Anytime I get stressed or anxious, or when my depression is messing with me, my pain levels flare. Overtiredness also increases my pain. Sometimes, I reach that level of tiredness by lunchtime and still have two classes to teach and a 40 minute drive home before I can rest. Add in a work deadline or two and things can get pretty horrid.
All of this is completely separate from my back pain, which is a different thing and a different type of pain altogether, and which I am able to manage fairly effective for the most part.
The problem with pain is that people can’t see it like they can if you have cuts and bruises or a cast. You can hide a lot behind makeup and a smile.
When they call this an invisible illness, they’re not kidding. If I had a dollar for every time someone said to me “But you don’t look sick,” I could quit work and live very nicely on the interest. It’s such a shame I can’t bill people for their insensitivity or ignorance.

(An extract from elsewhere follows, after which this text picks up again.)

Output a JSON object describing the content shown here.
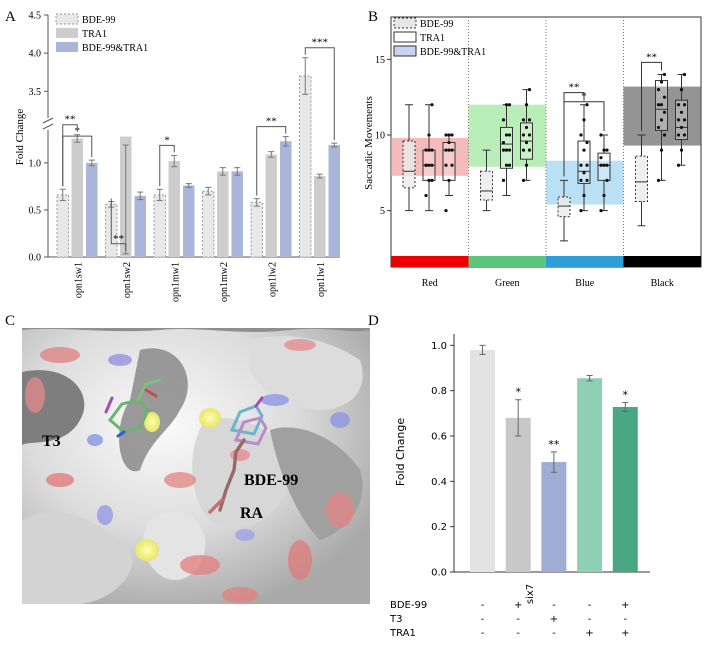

I know it’s not a death sentence like some other diseases are. It is, however, a life sentence. As things stand, there’s no cure in sight. All I can do is keep up my painkillers and anti-inflammatories and hope for the best.
None of this makes me, or anyone else with Fibromyalgia, weak.
It takes strength and courage to get through each day, and sometimes that’s on a moment-by-moment basis. It takes resolve to blink away the tears and keep showing up for work or social or family occasions. It takes guts to say, “Actually, I’m not doing so well” when people ask, or to write a post like this one. In a world that prioritises health and beauty, brokenness is often an unpopular confession.
I have Fibromyalgia. I don’t want sympathy or pity. I don’t want people to tell me I am strong or brave. You bet I am!
What I really want is more awareness, better understanding, and more effective pain relief. And a cape. They can’t see my pain or my superpowers, but they’d be sure to know I have something if I were wearing a cape.